We will establish a balanced governance structure consistent with the spirit of the transaction. Following the closing of the transaction, the newly formed company will be led by Maurice Lévy and I as co-CEOs during an initial integration and development period of 30 months. At that time, Maurice will become non-executive Chairman and I will continue as the company's CEO. The company will be led by a single-tier board of 16 members, consisting of the 2 co-CEOs and 7 non-executive directors from each company.

The overview of the company's capital structure on Slide 23 reflects the already strong balance sheet and excellent liquidity of each of our businesses. We expect to maintain prudent financial leverage with a keen focus on retaining our BBB+ rating. We also plan to combine the current credit facilities in place at both Omnicom and Publicis to ensure that we have the liquidity for the combined business going forward.

As I mentioned, Omnicom and Publicis expect to continue to pay their respective regular, quarterly and annual dividends prior to the closing. Given our excellent cash flow [indiscernible], we also expect the new company to continue to pay a solid quarterly dividend of around 35% of net income on a quarterly basis.

On Slide 26, we summarize the process to close the transaction. The merger is subject to the approval by the shareholders of both companies. Certain key shareholders of Omnicom and Publicis have already entered into agreements in support of the merger, and of course, regulatory approvals in numerous jurisdictions will also be required. Overall, we expect to finalize the transaction during the fourth quarter of 2013 or the first quarter of 2014. But of course, we can't speculate on the timing and receipt of regulatory approvals.

Now I'll hand it over to Maurice for the conclusion of our presentation.

Maurice Lévy

Before we end, I would like to reemphasize why we are confident this merger of equals will create tremendous opportunities for our clients, our people and our shareholders. Publicis Omnicom brings together the leading providers of virtually every advertising, marketing, digital and communications discipline under one roof. We have the most highly recognized and awarded talent in the industry. We have the ability to expand services across a shared client base. We have a strong ethical history augmenting firewalls. We have a deeper global footprint by geographies. And we have greater depth in digital, an increasingly important segment in our industry. All these factors will help our clients to succeed in a global market where media channels are converging and colliding, where new technologies are emerging constantly, and where attractive businesses are growing rapidly. Moreover, we have very similar corporate cultures and core values. We are focused on clients. We nurture talent. We share an innovative and entrepreneurial spirit, and we share a clear vision for the future of the industry.

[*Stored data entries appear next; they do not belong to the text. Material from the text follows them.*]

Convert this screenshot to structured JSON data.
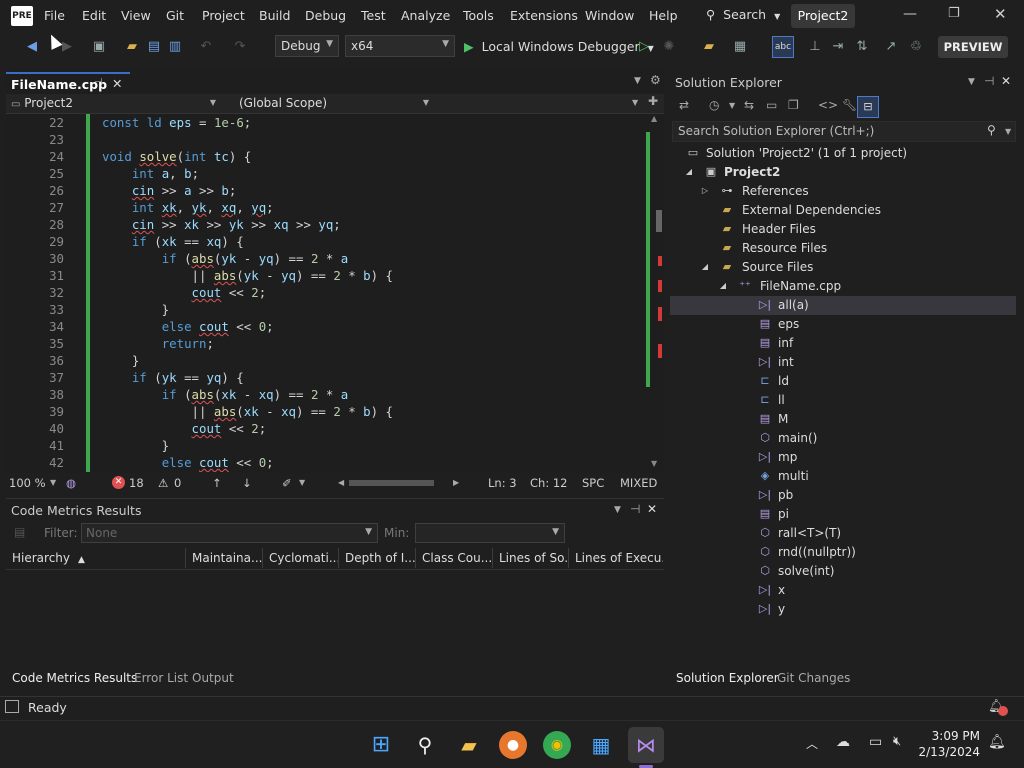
{
  "menu": [
    "File",
    "Edit",
    "View",
    "Git",
    "Project",
    "Build",
    "Debug",
    "Test",
    "Analyze",
    "Tools",
    "Extensions",
    "Window",
    "Help"
  ],
  "search_label": "Search",
  "solution_title": "Project2",
  "toolbar": {
    "config": "Debug",
    "platform": "x64",
    "run_label": "Local Windows Debugger",
    "preview": "PREVIEW"
  },
  "editor": {
    "tab": "FileName.cpp",
    "project_combo": "Project2",
    "scope_combo": "(Global Scope)",
    "lines": [
      {
        "n": "22"
      },
      {
        "n": "23"
      },
      {
        "n": "24"
      },
      {
        "n": "25"
      },
      {
        "n": "26"
      },
      {
        "n": "27"
      },
      {
        "n": "28"
      },
      {
        "n": "29"
      },
      {
        "n": "30"
      },
      {
        "n": "31"
      },
      {
        "n": "32"
      },
      {
        "n": "33"
      },
      {
        "n": "34"
      },
      {
        "n": "35"
      },
      {
        "n": "36"
      },
      {
        "n": "37"
      },
      {
        "n": "38"
      },
      {
        "n": "39"
      },
      {
        "n": "40"
      },
      {
        "n": "41"
      },
      {
        "n": "42"
      }
    ],
    "zoom": "100 %",
    "errors": "18",
    "warnings": "0",
    "ln": "Ln: 3",
    "ch": "Ch: 12",
    "spc": "SPC",
    "eol": "MIXED"
  },
  "metrics": {
    "title": "Code Metrics Results",
    "filter_label": "Filter:",
    "filter_value": "None",
    "min_label": "Min:",
    "columns": [
      "Hierarchy",
      "Maintaina...",
      "Cyclomati...",
      "Depth of I...",
      "Class Cou...",
      "Lines of So...",
      "Lines of Execu..."
    ]
  },
  "bottom_tabs": [
    "Code Metrics Results",
    "Error List",
    "Output"
  ],
  "solution_explorer": {
    "title": "Solution Explorer",
    "search_placeholder": "Search Solution Explorer (Ctrl+;)",
    "items": [
      {
        "label": "Solution 'Project2' (1 of 1 project)",
        "icon": "solution-icon"
      },
      {
        "label": "Project2",
        "icon": "project-icon"
      },
      {
        "label": "References",
        "icon": "references-icon"
      },
      {
        "label": "External Dependencies",
        "icon": "folder-icon"
      },
      {
        "label": "Header Files",
        "icon": "folder-icon"
      },
      {
        "label": "Resource Files",
        "icon": "folder-icon"
      },
      {
        "label": "Source Files",
        "icon": "folder-icon"
      },
      {
        "label": "FileName.cpp",
        "icon": "cpp-file-icon"
      },
      {
        "label": "all(a)",
        "icon": "macro-icon"
      },
      {
        "label": "eps",
        "icon": "variable-icon"
      },
      {
        "label": "inf",
        "icon": "variable-icon"
      },
      {
        "label": "int",
        "icon": "macro-icon"
      },
      {
        "label": "ld",
        "icon": "typedef-icon"
      },
      {
        "label": "ll",
        "icon": "macro-icon"
      },
      {
        "label": "M",
        "icon": "variable-icon"
      },
      {
        "label": "main()",
        "icon": "method-icon"
      },
      {
        "label": "mp",
        "icon": "macro-icon"
      },
      {
        "label": "multi",
        "icon": "struct-icon"
      },
      {
        "label": "pb",
        "icon": "macro-icon"
      },
      {
        "label": "pi",
        "icon": "variable-icon"
      },
      {
        "label": "rall<T>(T)",
        "icon": "method-icon"
      },
      {
        "label": "rnd((nullptr))",
        "icon": "method-icon"
      },
      {
        "label": "solve(int)",
        "icon": "method-icon"
      },
      {
        "label": "x",
        "icon": "macro-icon"
      },
      {
        "label": "y",
        "icon": "macro-icon"
      }
    ]
  },
  "side_tabs": [
    "Solution Explorer",
    "Git Changes"
  ],
  "status": {
    "text": "Ready"
  },
  "clock": {
    "time": "3:09 PM",
    "date": "2/13/2024"
  },
  "colors": {
    "accent": "#3c6ec8",
    "vs_purple": "#8f6fd6",
    "error": "#e05252"
  }
}
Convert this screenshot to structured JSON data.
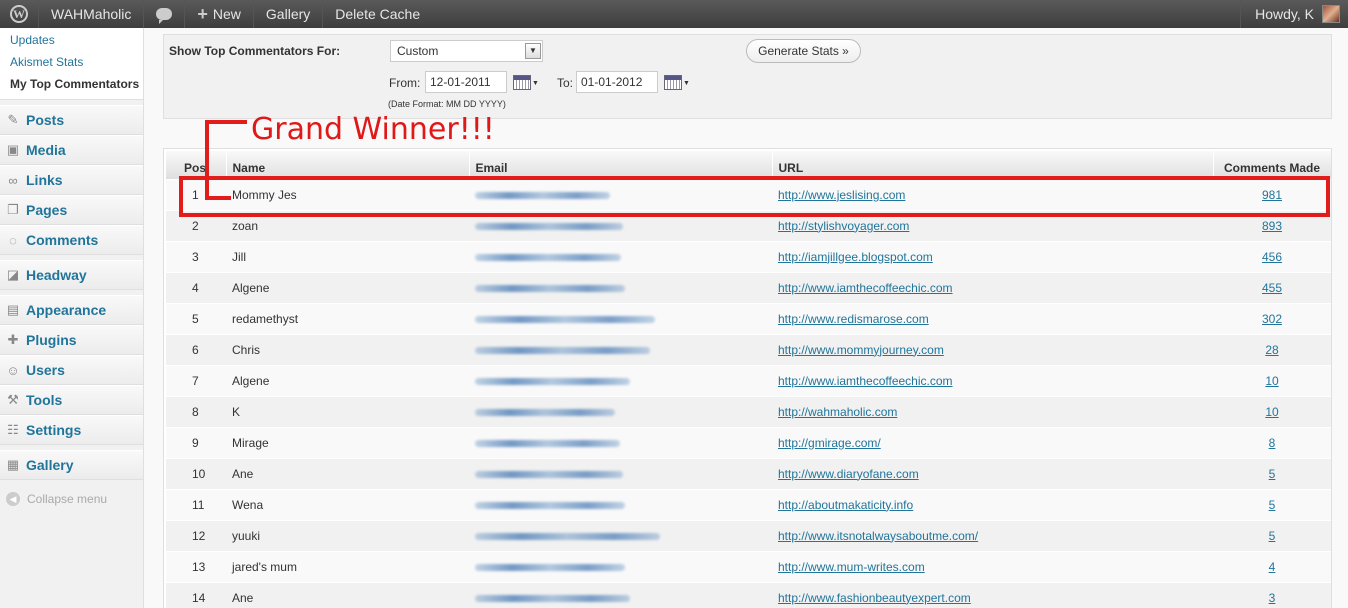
{
  "adminbar": {
    "site_name": "WAHMaholic",
    "new_label": "New",
    "gallery_label": "Gallery",
    "delete_cache_label": "Delete Cache",
    "howdy": "Howdy, K"
  },
  "sidebar": {
    "submenu": [
      "Updates",
      "Akismet Stats",
      "My Top Commentators"
    ],
    "groups": [
      [
        {
          "label": "Posts",
          "icon": "pushpin-icon"
        },
        {
          "label": "Media",
          "icon": "media-icon"
        },
        {
          "label": "Links",
          "icon": "link-icon"
        },
        {
          "label": "Pages",
          "icon": "pages-icon"
        },
        {
          "label": "Comments",
          "icon": "comment-icon"
        }
      ],
      [
        {
          "label": "Headway",
          "icon": "headway-icon"
        }
      ],
      [
        {
          "label": "Appearance",
          "icon": "appearance-icon"
        },
        {
          "label": "Plugins",
          "icon": "plugin-icon"
        },
        {
          "label": "Users",
          "icon": "users-icon"
        },
        {
          "label": "Tools",
          "icon": "tools-icon"
        },
        {
          "label": "Settings",
          "icon": "settings-icon"
        }
      ],
      [
        {
          "label": "Gallery",
          "icon": "gallery-icon"
        }
      ]
    ],
    "collapse_label": "Collapse menu"
  },
  "form": {
    "show_label": "Show Top Commentators For:",
    "period_value": "Custom",
    "generate_label": "Generate Stats »",
    "from_label": "From:",
    "from_value": "12-01-2011",
    "to_label": "To:",
    "to_value": "01-01-2012",
    "date_format": "(Date Format: MM DD YYYY)"
  },
  "annotation": {
    "text": "Grand Winner!!!",
    "color": "#e21b1b"
  },
  "table": {
    "headers": [
      "Pos",
      "Name",
      "Email",
      "URL",
      "Comments Made"
    ],
    "rows": [
      {
        "pos": "1",
        "name": "Mommy Jes",
        "url": "http://www.jeslising.com",
        "comments": "981"
      },
      {
        "pos": "2",
        "name": "zoan",
        "url": "http://stylishvoyager.com",
        "comments": "893"
      },
      {
        "pos": "3",
        "name": "Jill",
        "url": "http://iamjillgee.blogspot.com",
        "comments": "456"
      },
      {
        "pos": "4",
        "name": "Algene",
        "url": "http://www.iamthecoffeechic.com",
        "comments": "455"
      },
      {
        "pos": "5",
        "name": "redamethyst",
        "url": "http://www.redismarose.com",
        "comments": "302"
      },
      {
        "pos": "6",
        "name": "Chris",
        "url": "http://www.mommyjourney.com",
        "comments": "28"
      },
      {
        "pos": "7",
        "name": "Algene",
        "url": "http://www.iamthecoffeechic.com",
        "comments": "10"
      },
      {
        "pos": "8",
        "name": "K",
        "url": "http://wahmaholic.com",
        "comments": "10"
      },
      {
        "pos": "9",
        "name": "Mirage",
        "url": "http://gmirage.com/",
        "comments": "8"
      },
      {
        "pos": "10",
        "name": "Ane",
        "url": "http://www.diaryofane.com",
        "comments": "5"
      },
      {
        "pos": "11",
        "name": "Wena",
        "url": "http://aboutmakaticity.info",
        "comments": "5"
      },
      {
        "pos": "12",
        "name": "yuuki",
        "url": "http://www.itsnotalwaysaboutme.com/",
        "comments": "5"
      },
      {
        "pos": "13",
        "name": "jared's mum",
        "url": "http://www.mum-writes.com",
        "comments": "4"
      },
      {
        "pos": "14",
        "name": "Ane",
        "url": "http://www.fashionbeautyexpert.com",
        "comments": "3"
      }
    ]
  }
}
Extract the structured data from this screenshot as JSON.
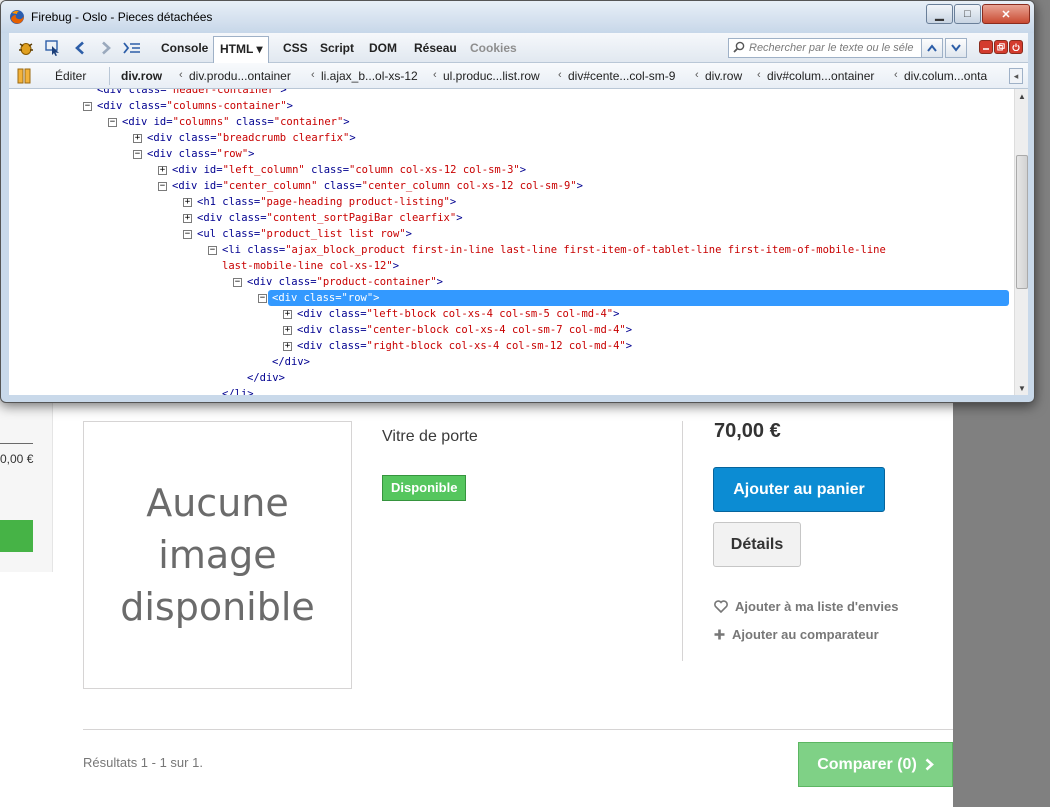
{
  "window": {
    "title": "Firebug - Oslo - Pieces détachées",
    "controls": {
      "minimize": "▁",
      "maximize": "□",
      "close": "✕"
    }
  },
  "toolbar": {
    "tabs": [
      "Console",
      "HTML",
      "CSS",
      "Script",
      "DOM",
      "Réseau",
      "Cookies"
    ],
    "active_tab": "HTML",
    "html_tab_arrow": "▾",
    "search_placeholder": "Rechercher par le texte ou le séle",
    "prev_icon": "chevron-up-icon",
    "next_icon": "chevron-down-icon"
  },
  "breadcrumb": {
    "edit_label": "Éditer",
    "items": [
      "div.row",
      "div.produ...ontainer",
      "li.ajax_b...ol-xs-12",
      "ul.produc...list.row",
      "div#cente...col-sm-9",
      "div.row",
      "div#colum...ontainer",
      "div.colum...onta"
    ]
  },
  "html_tree": [
    {
      "indent": 0,
      "toggle": "",
      "tag": "<div class=\"header-container\">",
      "partial": true
    },
    {
      "indent": 0,
      "toggle": "−",
      "tag": "<div ",
      "attrs": [
        [
          "class",
          "columns-container"
        ]
      ],
      "end": ">"
    },
    {
      "indent": 1,
      "toggle": "−",
      "tag": "<div ",
      "attrs": [
        [
          "id",
          "columns"
        ],
        [
          "class",
          "container"
        ]
      ],
      "end": ">"
    },
    {
      "indent": 2,
      "toggle": "+",
      "tag": "<div ",
      "attrs": [
        [
          "class",
          "breadcrumb clearfix"
        ]
      ],
      "end": ">"
    },
    {
      "indent": 2,
      "toggle": "−",
      "tag": "<div ",
      "attrs": [
        [
          "class",
          "row"
        ]
      ],
      "end": ">"
    },
    {
      "indent": 3,
      "toggle": "+",
      "tag": "<div ",
      "attrs": [
        [
          "id",
          "left_column"
        ],
        [
          "class",
          "column col-xs-12 col-sm-3"
        ]
      ],
      "end": ">"
    },
    {
      "indent": 3,
      "toggle": "−",
      "tag": "<div ",
      "attrs": [
        [
          "id",
          "center_column"
        ],
        [
          "class",
          "center_column col-xs-12 col-sm-9"
        ]
      ],
      "end": ">"
    },
    {
      "indent": 4,
      "toggle": "+",
      "tag": "<h1 ",
      "attrs": [
        [
          "class",
          "page-heading product-listing"
        ]
      ],
      "end": ">"
    },
    {
      "indent": 4,
      "toggle": "+",
      "tag": "<div ",
      "attrs": [
        [
          "class",
          "content_sortPagiBar clearfix"
        ]
      ],
      "end": ">"
    },
    {
      "indent": 4,
      "toggle": "−",
      "tag": "<ul ",
      "attrs": [
        [
          "class",
          "product_list list row"
        ]
      ],
      "end": ">"
    },
    {
      "indent": 5,
      "toggle": "−",
      "tag": "<li ",
      "attrs": [
        [
          "class",
          "ajax_block_product first-in-line last-line first-item-of-tablet-line first-item-of-mobile-line"
        ]
      ],
      "end": ""
    },
    {
      "indent": 5,
      "toggle": "",
      "tag": "",
      "attrs": [
        [
          "",
          "last-mobile-line col-xs-12"
        ]
      ],
      "end": ">",
      "continuation": true
    },
    {
      "indent": 6,
      "toggle": "−",
      "tag": "<div ",
      "attrs": [
        [
          "class",
          "product-container"
        ]
      ],
      "end": ">"
    },
    {
      "indent": 7,
      "toggle": "−",
      "tag": "<div ",
      "attrs": [
        [
          "class",
          "row"
        ]
      ],
      "end": ">",
      "selected": true
    },
    {
      "indent": 8,
      "toggle": "+",
      "tag": "<div ",
      "attrs": [
        [
          "class",
          "left-block col-xs-4 col-sm-5 col-md-4"
        ]
      ],
      "end": ">"
    },
    {
      "indent": 8,
      "toggle": "+",
      "tag": "<div ",
      "attrs": [
        [
          "class",
          "center-block col-xs-4 col-sm-7 col-md-4"
        ]
      ],
      "end": ">"
    },
    {
      "indent": 8,
      "toggle": "+",
      "tag": "<div ",
      "attrs": [
        [
          "class",
          "right-block col-xs-4 col-sm-12 col-md-4"
        ]
      ],
      "end": ">"
    },
    {
      "indent": 7,
      "toggle": "",
      "tag": "</div>",
      "attrs": [],
      "end": ""
    },
    {
      "indent": 6,
      "toggle": "",
      "tag": "</div>",
      "attrs": [],
      "end": ""
    },
    {
      "indent": 5,
      "toggle": "",
      "tag": "</li>",
      "attrs": [],
      "end": ""
    }
  ],
  "product": {
    "no_image_text": "Aucune\nimage\ndisponible",
    "name": "Vitre de porte",
    "availability": "Disponible",
    "price": "70,00 €",
    "add_to_cart": "Ajouter au panier",
    "details": "Détails",
    "wishlist": "Ajouter à ma liste d'envies",
    "compare": "Ajouter au comparateur"
  },
  "previous_product": {
    "price": "0,00 €"
  },
  "footer": {
    "results": "Résultats 1 - 1 sur 1.",
    "compare_button": "Comparer (0)"
  },
  "colors": {
    "accent_blue": "#0c8cd3",
    "available_green": "#55c65e",
    "compare_green": "#7fd186",
    "selection_blue": "#3399ff"
  }
}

As experienced CEOs, both John and I have determined to make this combination work for the benefit of our clients, our people and our shareholders. We place our pride in making it a success. In closing, this merger of equals in advertising, digital and marketing services create the new standard for our industry, putting Publicis Omnicom Group on a path for accelerated growth with greater capabilities and exceptional opportunities for our clients and employees. We thank you for your time and attention today, and for your interest in this historic creation of Publicis Omnicom Group.

Question-and-Answer Session

Operator

[Operator Instructions] Your first question comes from the line of Alexia Quadrani from JPMorgan.

Alexia S. Quadrani - JP Morgan Chase & Co, Research Division

If you can give us a little bit of an idea of if you've had a chance to talk to some of the clients already. I know this has all happened very quickly, at least in the public eye. Any color on what potential conflict may exist, and if any, and the extent of some losses that could potentially follow, I guess, given these conversations?

John D. Wren

On the Omnicom side, we've spoken to all of our significant clients. By now -- by this morning, they -- I mean, people around the world will have picked up the balancism. There's nothing significant to speak of. For the most part, the ones I spoke to simply congratulated us. This transaction is going to take months to complete because of the approvals that we have to get. And they'll be -- when we take the heat of the announcement out of it, we'll sit down with our clients and explain to them in more detail as we know more information.

Maurice Lévy

From the Publicis side, we did exactly the same. I called, as well as our executives committee, all our major clients. The reaction has been extremely positive and congratulating us. And as John said, we will have time to look at the various issues and some aspects of organization. We don't anticipate any major hurdle or any major problem.

Alexia S. Quadrani - JP Morgan Chase & Co, Research Division

And on the cost side, you've given some good detail in terms of where we can expect some savings. I guess, any color in terms of maybe the timing of what realistically we should look to in terms of when a lot of those savings can be realized?

John D. Wren

The savings can't really begin, Alexa, until after the transaction is complete. What our plan is, is during the period of time when we're going through in seeking approvals, to put the committees of informed executives together to study each area and determine exactly what we might be able to implement once we are joined.

Maurice Lévy

The approach we had was pretty conservative and we were looking at the key areas where we could generate more revenues on a regular basis and also where, thanks to the combination of our operation, we can get some important savings particularly coming from third parties.

Operator

The next question comes from David Bank from Morgan Stanley -- from RBC Capital.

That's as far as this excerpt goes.